W pażdzierniku roślinność już nie powalała , ale widok na plaże i miasto był cudowny. Jedno foto teraz reszta póżniej z sanktuarium
Wracając do początku , po dojściu na kwaterę zaskakujące jest ,że nikt nie mówi po angielsku , na szczęscie bardzo sympatyczny starszy niemiec trochę pomaga tłumacząc i jakoś poszło. Powiem ,że to też zaskaujące dla nas grekomaniaków ,że często zdarzało nam się spotkać kogoś z obsługi lokali , sklepu czy kasie biletów nie mówiącego po angielsku...w grecji nawet babcia o lasce w górskiej wiosce mówi chociaż trochę po angielsku...
Nasza wiejska baza
Długonogi jegomość
Kilka foto naszej bazy noclegowej , foto ze strony Booking apartamentu.Powiem tak skromnie , ale bardzo czysto i położenie , aż dziw bierze , że przy tak bliskiej odległości od głównej plaży i kościoła jest swojska kwaterka a nie elegancki hotel za miliony
Och, Bajka! moja ukochana Italia.... ta relacja to będzie balsam dla mojej duszy
ja z Włochami mam dokładnie tak jak Ty z Grecją - uwielbiam ten kraj! , kocham, wielbię i ubóstwiam! ( z całym tym włoskim "pierdzielniczkiem" )
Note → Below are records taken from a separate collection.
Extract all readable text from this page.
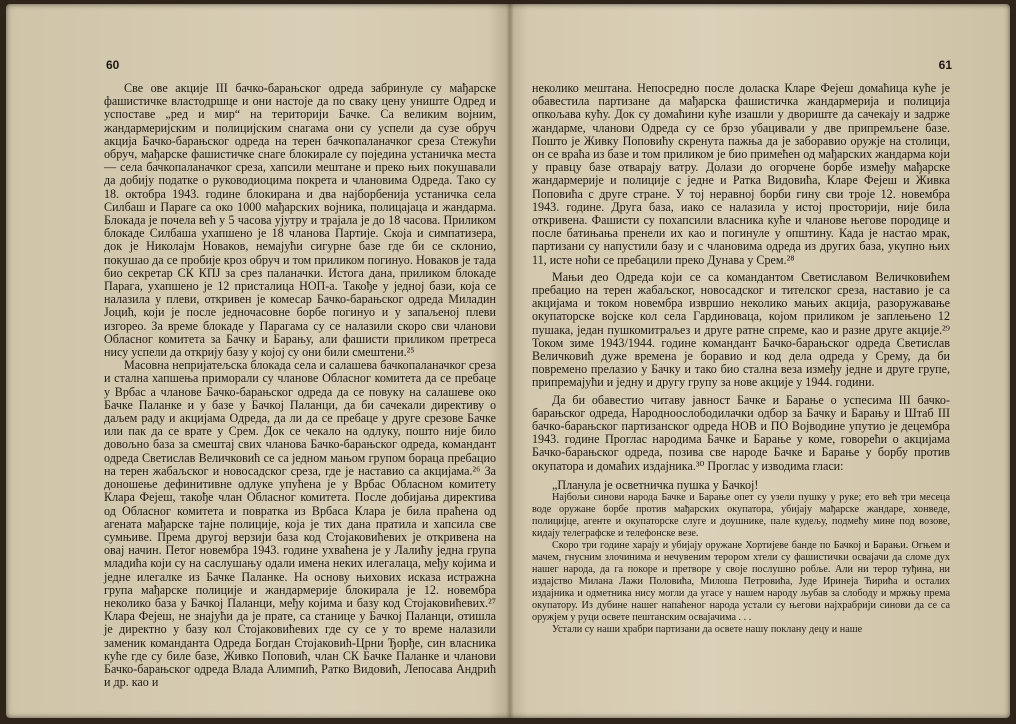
60

Све ове акције III бачко-барањског одреда забринуле су мађарске фашистичке властодршце и они настоје да по сваку цену униште Одред и успоставе „ред и мир“ на територији Бачке. Са великим војним, жандармеријским и полицијским снагама они су успели да сузе обруч акција Бачко-барањског одреда на терен бачкопаланачког среза Стежући обруч, мађарске фашистичке снаге блокирале су поједина устаничка места — села бачкопаланачког среза, хапсили мештане и преко њих покушавали да добију податке о руководиоцима покрета и члановима Одреда. Тако су 18. октобра 1943. године блокирана и два најборбенија устаничка села Силбаш и Параге са око 1000 мађарских војника, полицајаца и жандарма. Блокада је почела већ у 5 часова ујутру и трајала је до 18 часова. Приликом блокаде Силбаша ухапшено је 18 чланова Партије. Скоја и симпатизера, док је Николајм Новаков, немајући сигурне базе где би се склонио, покушао да се пробије кроз обруч и том приликом погинуо. Новаков је тада био секретар СК КПЈ за срез паланачки. Истога дана, приликом блокаде Парага, ухапшено је 12 присталица НОП-а. Такође у једној бази, која се налазила у плеви, откривен је комесар Бачко-барањског одреда Миладин Јоцић, који је после једночасовне борбе погинуо и у запаљеној плеви изгорео. За време блокаде у Парагама су се налазили скоро сви чланови Обласног комитета за Бачку и Барању, али фашисти приликом претреса нису успели да открију базу у којој су они били смештени.²⁵

Масовна непријатељска блокада села и салашева бачкопаланачког среза и стална хапшења приморали су чланове Обласног комитета да се пребаце у Врбас а чланове Бачко-барањског одреда да се повуку на салашеве око Бачке Паланке и у базе у Бачкој Паланци, да би сачекали директиву о даљем раду и акцијама Одреда, да ли да се пребаце у друге срезове Бачке или пак да се врате у Срем. Док се чекало на одлуку, пошто није било довољно база за смештај свих чланова Бачко-барањског одреда, командант одреда Светислав Величковић се са једном мањом групом бораца пребацио на терен жабаљског и новосадског среза, где је наставио са акцијама.²⁶ За доношење дефинитивне одлуке упућена је у Врбас Обласном комитету Клара Фејеш, такође члан Обласног комитета. После добијања директива од Обласног комитета и повратка из Врбаса Клара је била праћена од агената мађарске тајне полиције, која је тих дана пратила и хапсила све сумњиве. Према другој верзији база код Стојаковићевих је откривена на овај начин. Петог новембра 1943. године ухваћена је у Лалићу једна група младића који су на саслушању одали имена неких илегалаца, међу којима и једне илегалке из Бачке Паланке. На основу њихових исказа истражна група мађарске полиције и жандармерије блокирала је 12. новембра неколико база у Бачкој Паланци, међу којима и базу код Стојаковићевих.²⁷ Клара Фејеш, не знајући да је прате, са станице у Бачкој Паланци, отишла је директно у базу кол Стојаковићевих где су се у то време налазили заменик команданта Одреда Богдан Стојаковић-Црни Ђорђе, син власника куће где су биле базе, Живко Поповић, члан СК Бачке Паланке и чланови Бачко-барањског одреда Влада Алимпић, Ратко Видовић, Лепосава Андрић и др. као и

61

неколико мештана. Непосредно после доласка Кларе Фејеш домаћица куће је обавестила партизане да мађарска фашистичка жандармерија и полиција опкољава кућу. Док су домаћини куће изашли у двориште да сачекају и задрже жандарме, чланови Одреда су се брзо убацивали у две припремљене базе. Пошто је Живку Поповићу скренута пажња да је заборавио оружје на столици, он се враћа из базе и том приликом је био примећен од мађарских жандарма који у правцу базе отварају ватру. Долази до огорчене борбе између мађарске жандармерије и полиције с једне и Ратка Видовића, Кларе Фејеш и Живка Поповића с друге стране. У тој неравној борби гину сви троје 12. новембра 1943. године. Друга база, иако се налазила у истој просторији, није била откривена. Фашисти су похапсили власника куће и чланове његове породице и после батињања пренели их као и погинуле у општину. Када је настао мрак, партизани су напустили базу и с члановима одреда из других база, укупно њих 11, исте ноћи се пребацили преко Дунава у Срем.²⁸

Мањи део Одреда који се са командантом Светиславом Величковићем пребацио на терен жабаљског, новосадског и тителског среза, наставио је са акцијама и током новембра извршио неколико мањих акција, разоружавање окупаторске војске кол села Гардиноваца, којом приликом је заплењено 12 пушака, један пушкомитраљез и друге ратне спреме, као и разне друге акције.²⁹ Током зиме 1943/1944. године командант Бачко-барањског одреда Светислав Величковић дуже времена је боравио и код дела одреда у Срему, да би повремено прелазио у Бачку и тако био стална веза између једне и друге групе, припремајући и једну и другу групу за нове акције у 1944. години.

Да би обавестио читаву јавност Бачке и Барање о успесима III бачко-барањског одреда, Народноослободилачки одбор за Бачку и Барању и Штаб III бачко-барањског партизанског одреда НОВ и ПО Војводине упутио је децембра 1943. године Проглас народима Бачке и Барање у коме, говорећи о акцијама Бачко-барањског одреда, позива све народе Бачке и Барање у борбу против окупатора и домаћих издајника.³⁰ Проглас у изводима гласи:

„Планула је осветничка пушка у Бачкој!

Најбољи синови народа Бачке и Барање опет су узели пушку у руке; ето већ три месеца воде оружане борбе против мађарских окупатора, убијају мађарске жандаре, хонведе, полицијце, агенте и окупаторске слуге и доушнике, пале кудељу, подмећу мине под возове, кидају телеграфске и телефонске везе.

Скоро три године харају и убијају оружане Хортијеве банде по Бачкој и Барањи. Огњем и мачем, гнусним злочинима и нечувеним терором хтели су фашистички освајачи да сломе дух нашег народа, да га покоре и претворе у своје послушно робље. Али ни терор туђина, ни издајство Милана Лажи Половића, Милоша Петровића, Јуде Иринеја Ћирића и осталих издајника и одметника нису могли да угасе у нашем народу љубав за слободу и мржњу према окупатору. Из дубине нашег напаћеног народа устали су његови најхрабрији синови да се са оружјем у руци освете пештанским освајачима . . .

Устали су наши храбри партизани да освете нашу поклану децу и наше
zatem będę tu u Ciebie stałym gościem....; będę czytac i ogladać, wzdychać i się zachwycać, a Tropeę i Kalabrię będę po prostu na świeżo wspominać.... bo wróciłam stamtąd chyba tydzień przed Twoim wyjazdem:)) , a zanim ja sie zbiorę do moich kalabryjskich opowieści..... - to pewnie sporo wody jeszcze w rzekach upłynie ...
Piea
Piea witaj
Ja się właśnie zastanawiałam czy zacząć od paros czy tropea, ale stwierdziłam że może właśnie coś innego
Cieszę się że jesteś i mogę Cie zabrać spowrotem do kalabrii... Mnie się bardzo podoba kilka miejsc we Włoszech, tylko jakoś chyba musiałam nasycić się najpierw Grecją, zresztą do tej pory jakbym miała mieć tylko jeden wyjazd w roku to chyba wybrałabym Grecję. Tam jakoś wydaje mi się bardziej swojsko, bardziej "wiejsko" i bardziej tam wewnętrznie wypoczywam, ale mam też chęć na coś innego i tu marzy mi się jeszcze kilka włoskich miejsc... Jak zdrowie i kasa pozwoli to październik będzie kolejny raz Włochy
A czytam twoją sardynie, nawet poznałam kaloszki z foto z Pizzo
Do Włoch, w których spędziłem blisko 2 lata, wracam zawsze z przyjemnością. Relacja z Kalabrii zapowiada się ciekawie... Pozdrawiam.